Quelle unité pour le Liban après les attentats à Beyrouth ? Regain d’optimisme ou fatalisme chronique ?

Deux semaines après les attentats à Bourj El-Barajneh au sud de Beyrouth, est-il permis de penser, enfin, à une unité et à une alliance des communautés et des politiques dans le pays?

Le Liban est une mosaïque de confessions et de partis politiques. Le courant du Futur et le Hezbollah sont en perpétuelle opposition et leurs désaccords n’encouragent pas à assainir la politique libanaise. Venant tout juste de fêter l’indépendance du Liban ce dimanche 22 novembre 2015, il convient de remarquer que si l’Etat est indépendant objectivement, car il a une souveraineté, des frontières et un peuple, il demeure néanmoins fragile et dépendant de toutes ses fractures internes.

Attentat bourj el barajneh

Pourtant, au lendemain des attentats à Bourj El-Barajneh, la coopération entre le Hezbollah et l’Etat libanais semble d’une part inévitable pour déjouer d’autres attentats futurs, et d’autre part essentiellement souhaitée pour maintenir une cohésion sociale. En effet, cette dernière semaine, le Hezbollah a fourni des renseignements qui ont permis la neutralisation de la cellule terroriste responsable des attentats et l’arrestation de suspects. A l’instar et en parallèle de l’Etat libanais, le Hezbollah a su développer un service de sécurité et de renseignements qui a été en mesure d’aider à identifier des individus et à situer des lieux en lien avec la cellule terroriste, démantelée en 48h. Mohammad Fneich, ministre d’Etat pour les affaires parlementaires et membre du Hezbollah, a évoqué ce rapprochement : « La relation entre la Résistance et les forces de l’ordre entre dans l’intérêt du Liban. Nous avons urgemment besoin d’assurer un climat politique propice en vue de faire face à la menace contre notre sécurité ».

Cette coopération inédite est un signe d’un potentiel compromis entre les différentes factions ayant pour but la sécurité nationale.

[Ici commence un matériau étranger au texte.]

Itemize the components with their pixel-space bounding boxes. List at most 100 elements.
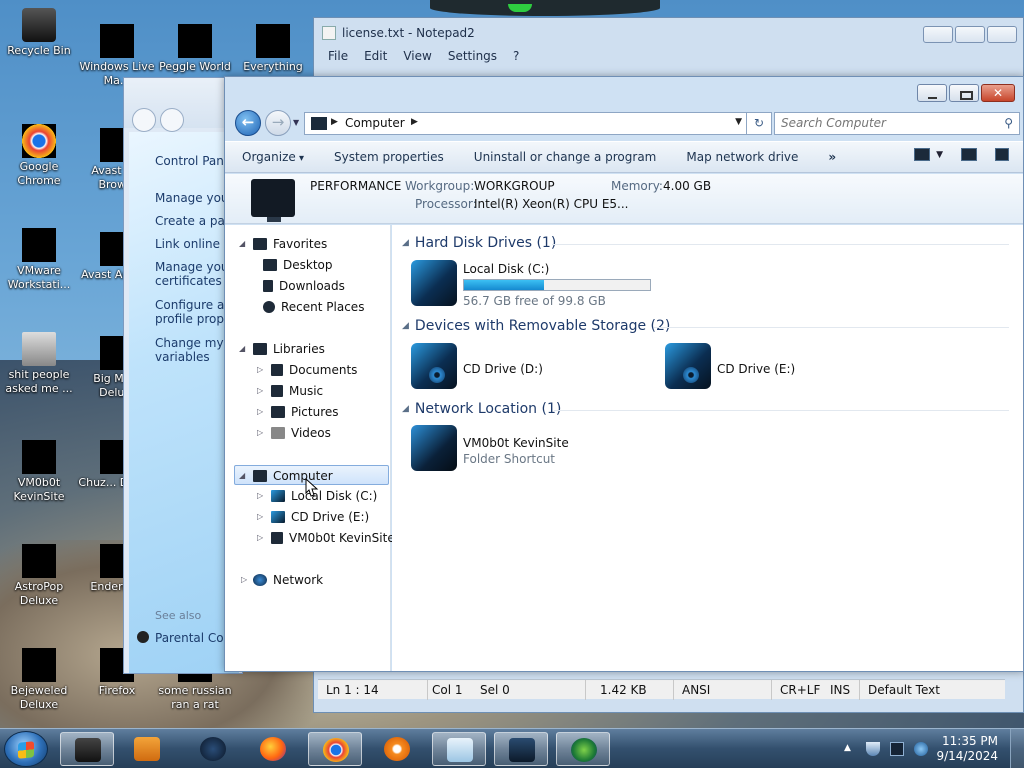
nav-videos[interactable]: ▷ Videos (257, 423, 331, 443)
expand-arrow-icon[interactable]: ▷ (257, 528, 263, 548)
monitor-icon[interactable] (890, 742, 904, 756)
help-icon[interactable] (995, 148, 1009, 161)
taskbar-firefox[interactable] (246, 732, 300, 766)
menu-view[interactable]: View (403, 49, 431, 63)
collapse-group-icon[interactable]: ◢ (402, 404, 409, 414)
cp-link-variables[interactable]: Change my variables (155, 336, 235, 364)
menu-file[interactable]: File (328, 49, 348, 63)
forward-button[interactable] (160, 108, 184, 132)
back-button[interactable] (132, 108, 156, 132)
nav-downloads[interactable]: Downloads (263, 276, 345, 296)
nav-kevinsite[interactable]: ▷ VM0b0t KevinSite (257, 528, 395, 548)
nav-music[interactable]: ▷ Music (257, 381, 323, 401)
cp-link-certificates[interactable]: Manage you certificates (155, 260, 235, 288)
cp-link-online[interactable]: Link online I (155, 237, 227, 251)
nav-libraries[interactable]: ◢ Libraries (239, 339, 325, 359)
nav-cd-drive-e[interactable]: ▷ CD Drive (E:) (257, 507, 369, 527)
kevinsite-name[interactable]: VM0b0t KevinSite (463, 436, 569, 450)
shield-icon[interactable] (866, 742, 880, 756)
preview-pane-icon[interactable] (961, 148, 977, 161)
desktop-icon-folder[interactable]: shit people asked me ... (0, 332, 78, 396)
organize-button[interactable]: Organize (242, 150, 304, 164)
minimize-button[interactable] (917, 84, 947, 102)
expand-arrow-icon[interactable]: ▷ (257, 423, 263, 443)
expand-arrow-icon[interactable]: ▷ (257, 360, 263, 380)
change-view-icon[interactable] (914, 148, 931, 161)
expand-arrow-icon[interactable]: ▷ (257, 402, 263, 422)
desktop-icon-vmware[interactable]: VMware Workstati... (0, 228, 78, 292)
refresh-button[interactable]: ↻ (746, 112, 772, 135)
collapse-arrow-icon[interactable]: ◢ (239, 234, 245, 254)
desktop-icon-everything[interactable]: Everything (234, 24, 312, 74)
drive-d-name[interactable]: CD Drive (D:) (463, 362, 543, 376)
start-button[interactable] (4, 731, 48, 767)
clock[interactable]: 11:35 PM 9/14/2024 (936, 734, 998, 764)
network-status-icon[interactable] (914, 742, 928, 756)
taskbar-explorer[interactable] (60, 732, 114, 766)
menu-edit[interactable]: Edit (364, 49, 387, 63)
nav-recent-places[interactable]: Recent Places (263, 297, 364, 317)
expand-arrow-icon[interactable]: ▷ (257, 507, 263, 527)
breadcrumb-arrow-icon[interactable]: ▶ (411, 117, 418, 127)
collapse-group-icon[interactable]: ◢ (402, 238, 409, 248)
forward-button[interactable]: → (265, 110, 291, 136)
drive-e-name[interactable]: CD Drive (E:) (717, 362, 795, 376)
search-box[interactable]: ⚲ (774, 112, 1020, 135)
nav-network[interactable]: ▷ Network (241, 570, 323, 590)
expand-arrow-icon[interactable]: ▷ (257, 381, 263, 401)
taskbar-internet-download-manager[interactable] (556, 732, 610, 766)
maximize-button[interactable] (949, 84, 979, 102)
parental-controls-link[interactable]: Parental Con (137, 631, 231, 645)
breadcrumb-computer[interactable]: Computer (345, 116, 405, 130)
nav-pictures[interactable]: ▷ Pictures (257, 402, 339, 422)
desktop-icon-kevinsite[interactable]: VM0b0t KevinSite (0, 440, 78, 504)
control-panel-home-link[interactable]: Control Pane (155, 154, 231, 168)
desktop-icon-chrome[interactable]: Google Chrome (0, 124, 78, 188)
cp-link-manage[interactable]: Manage you (155, 191, 229, 205)
nav-local-disk[interactable]: ▷ Local Disk (C:) (257, 486, 377, 506)
taskbar-avast-browser[interactable] (370, 732, 424, 766)
cp-link-create[interactable]: Create a pas (155, 214, 231, 228)
desktop-icon-recycle-bin[interactable]: Recycle Bin (0, 8, 78, 58)
group-hard-disk-drives[interactable]: ◢ Hard Disk Drives (1) (402, 235, 1009, 251)
taskbar-chrome[interactable] (308, 732, 362, 766)
group-removable-storage[interactable]: ◢ Devices with Removable Storage (2) (402, 318, 1009, 334)
more-commands-button[interactable]: » (828, 150, 836, 164)
desktop-icon-astropop[interactable]: AstroPop Deluxe (0, 544, 78, 608)
explorer-window[interactable]: ← → ▼ ▶ Computer ▶ ▼ ↻ ⚲ Organize System… (224, 76, 1024, 672)
nav-favorites[interactable]: ◢ Favorites (239, 234, 327, 254)
search-icon[interactable]: ⚲ (1004, 116, 1013, 130)
minimize-button[interactable] (923, 26, 953, 43)
taskbar-app[interactable] (186, 732, 240, 766)
taskbar-media-player[interactable] (120, 732, 174, 766)
search-input[interactable] (781, 113, 991, 133)
maximize-button[interactable] (955, 26, 985, 43)
map-network-drive-button[interactable]: Map network drive (686, 150, 798, 164)
collapse-group-icon[interactable]: ◢ (402, 321, 409, 331)
show-hidden-icons-icon[interactable]: ▲ (844, 743, 858, 757)
breadcrumb-arrow-icon[interactable]: ▶ (331, 117, 338, 127)
cp-link-profile[interactable]: Configure ac profile prope (155, 298, 235, 326)
taskbar-control-panel[interactable] (494, 732, 548, 766)
menu-settings[interactable]: Settings (448, 49, 497, 63)
recent-pages-chevron-icon[interactable]: ▼ (293, 118, 299, 127)
view-dropdown-icon[interactable]: ▼ (936, 150, 943, 160)
menu-help[interactable]: ? (513, 49, 519, 63)
desktop-icon-peggle[interactable]: Peggle World (156, 24, 234, 74)
nav-desktop[interactable]: Desktop (263, 255, 333, 275)
explorer-titlebar[interactable] (225, 77, 1023, 107)
notepad-titlebar[interactable]: license.txt - Notepad2 (314, 18, 1023, 48)
close-button[interactable] (987, 26, 1017, 43)
collapse-arrow-icon[interactable]: ◢ (239, 466, 245, 486)
nav-documents[interactable]: ▷ Documents (257, 360, 357, 380)
close-button[interactable] (981, 84, 1015, 102)
collapse-arrow-icon[interactable]: ◢ (239, 339, 245, 359)
taskbar-notepad[interactable] (432, 732, 486, 766)
uninstall-program-button[interactable]: Uninstall or change a program (474, 150, 657, 164)
drive-c-name[interactable]: Local Disk (C:) (463, 262, 549, 276)
address-dropdown-icon[interactable]: ▼ (735, 117, 742, 127)
show-desktop-button[interactable] (1010, 729, 1024, 768)
expand-arrow-icon[interactable]: ▷ (257, 486, 263, 506)
system-properties-button[interactable]: System properties (334, 150, 444, 164)
desktop-icon-bejeweled[interactable]: Bejeweled Deluxe (0, 648, 78, 712)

Le choc du 12 novembre pourrait-il aussi pousser le Parlement à régler la crise politique interne et à fournir un Président de la République avant le 31 décembre ? Ceci garantirait le déblocage et l’octroi d’aides économiques allouées au Liban pour son développement. La Banque Mondiale ou encore la France refusent d’accorder des aides à un pays qui tarde à élire un Président alors que le Liban fait face à de nombreuses difficultés, dont la gestion des réfugiés syriens, le terrorisme ou bien encore l’assurance bancale de services publics à ses citoyens, que ce soit en matière d’électricité, d’eau ou de déchets.

Alors, la nécessité qui s’impose est de saisir cette dynamique pour s’acheminer vers un changement  et une conciliation politique afin de donner au pays un gouvernement fort et respectueux de sa Constitution.